The year was 2002 and Sifry had just discovered blogging. He was hooked—not so much on the chance to vent his own opinions but to see what other people were saying about him.But the blogosphere is a dynamic place that changes by the minute and conventional search engines were giving Sifry results that were, at best, weeks old. So he built his own search engine, Technorati, to scan almost every blog on the Internet and deliver up-to-the-moment results.
Today Technorati indexes over 68 million blogs and is the recognized authority on what's being said on the web—right now.
When did you first understand the power of information?
When I was kid and I realized I could "parent-split"—tell Mom that Dad said one thing and Dad that Mom said something else. It's classic information arbitrage, at least until Mom and Dad talk to each other, at which point you don't get that new Transformer toy you really want.
What's the most important piece of information you've ever learned?
Do you have a boyfriend? Are you married? Those are pretty important pieces of information. There was also that time when the home-pregnancy test turned blue. That may have been the most important piece of information.
Why are blogs so popular?
They satisfy people's need for communication and entertainment and they allow you to participate in amazing social experiences. We're moving away from a consumer-producer dichotomy and moving into an information economy, where we're all producing for each other and consuming from each other. So bring your cameraphone. You never know when Michael Richards might go nuts in a comedy club.
Do you have any information heroes?
Brewster Kahle at the Internet Archive. He's helping archive all this ephemeral information so that we have a place to go if we want to see what the web looked like in 1996 or 1998. That would be lost if not for guys like Brewster.
What tools do you use to manage information?
I'm a packrat and never throw anything away. I have a couple of terabytes of storage in my house. But I also use DVDs as my backup system. Every holiday season I take all the videos and photos I shot over the year and burn them to four or five DVDs, which I then send out to family as my holiday card. So if San Francisco has another earthquake or there's a fire at my house, I have multiple redundant storage systems in place.

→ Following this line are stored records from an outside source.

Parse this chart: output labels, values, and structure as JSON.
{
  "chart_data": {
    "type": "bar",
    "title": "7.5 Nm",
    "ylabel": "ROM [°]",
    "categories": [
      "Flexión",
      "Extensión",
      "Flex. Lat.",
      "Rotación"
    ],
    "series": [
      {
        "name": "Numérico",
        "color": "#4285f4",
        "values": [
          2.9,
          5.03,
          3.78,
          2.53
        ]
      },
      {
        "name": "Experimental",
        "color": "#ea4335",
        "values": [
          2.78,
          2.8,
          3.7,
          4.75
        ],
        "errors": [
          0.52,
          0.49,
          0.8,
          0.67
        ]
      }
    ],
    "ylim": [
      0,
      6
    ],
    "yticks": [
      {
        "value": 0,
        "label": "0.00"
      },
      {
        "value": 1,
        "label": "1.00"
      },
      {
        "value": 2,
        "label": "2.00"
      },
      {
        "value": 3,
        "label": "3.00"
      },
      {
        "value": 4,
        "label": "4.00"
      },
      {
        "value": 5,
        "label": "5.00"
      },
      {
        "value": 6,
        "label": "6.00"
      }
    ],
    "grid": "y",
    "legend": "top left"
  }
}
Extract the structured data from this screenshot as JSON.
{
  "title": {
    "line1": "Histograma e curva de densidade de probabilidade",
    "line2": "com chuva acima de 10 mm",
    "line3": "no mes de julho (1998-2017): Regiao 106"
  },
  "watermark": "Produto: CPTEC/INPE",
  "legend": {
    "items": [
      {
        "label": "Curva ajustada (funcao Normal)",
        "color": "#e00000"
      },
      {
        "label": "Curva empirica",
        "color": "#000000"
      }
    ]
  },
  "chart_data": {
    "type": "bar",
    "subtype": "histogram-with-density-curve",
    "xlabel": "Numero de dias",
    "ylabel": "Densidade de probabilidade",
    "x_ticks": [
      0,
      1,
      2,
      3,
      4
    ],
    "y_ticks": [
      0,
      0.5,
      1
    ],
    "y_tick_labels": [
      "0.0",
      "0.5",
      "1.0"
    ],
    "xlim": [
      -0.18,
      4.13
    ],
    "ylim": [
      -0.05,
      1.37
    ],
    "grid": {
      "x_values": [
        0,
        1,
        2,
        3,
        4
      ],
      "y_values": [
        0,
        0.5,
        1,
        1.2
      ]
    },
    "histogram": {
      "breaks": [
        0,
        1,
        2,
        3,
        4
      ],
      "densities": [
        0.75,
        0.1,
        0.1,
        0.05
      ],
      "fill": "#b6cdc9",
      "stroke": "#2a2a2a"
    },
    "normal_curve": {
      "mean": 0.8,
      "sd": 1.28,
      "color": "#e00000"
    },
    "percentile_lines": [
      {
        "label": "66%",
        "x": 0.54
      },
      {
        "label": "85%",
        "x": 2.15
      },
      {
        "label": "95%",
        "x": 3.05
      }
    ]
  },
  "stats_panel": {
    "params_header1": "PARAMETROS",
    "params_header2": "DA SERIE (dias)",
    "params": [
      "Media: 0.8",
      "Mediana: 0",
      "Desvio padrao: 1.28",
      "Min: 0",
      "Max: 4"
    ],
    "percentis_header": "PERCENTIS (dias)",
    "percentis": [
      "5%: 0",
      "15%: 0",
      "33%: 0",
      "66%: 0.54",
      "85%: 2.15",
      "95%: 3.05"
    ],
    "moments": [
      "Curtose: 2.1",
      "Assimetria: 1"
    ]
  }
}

What's been the biggest change in information management in the last 10 years?
The steady decrease in the price of storage has had a significant impact. And, because my hobby is photography, the significant increase in quality and decrease in cost of digital imaging.
Do you ever feel overwhelmed?
During the 2004 political campaign. I remember wishing I had a wall of TV screens in my living room. But there was so much information coming in there was no way I could remain sane or productive. Still, even though I don't have enough time the rest of the world does. I rely on the wonderful network ability of millions of people to make decisions about the things I should be looking at.
What information would you really like to know right now?
What stock will hit tomorrow. Of course we can't see tomorrow today. But actually the future is already here—it's just unevenly distributed. The question is not what tomorrow's stock price will be but how to make sure you're at the front of the information curve, so you can make smart decisions and correct failures more quickly than everyone else. If you can do those two things, you can't lose.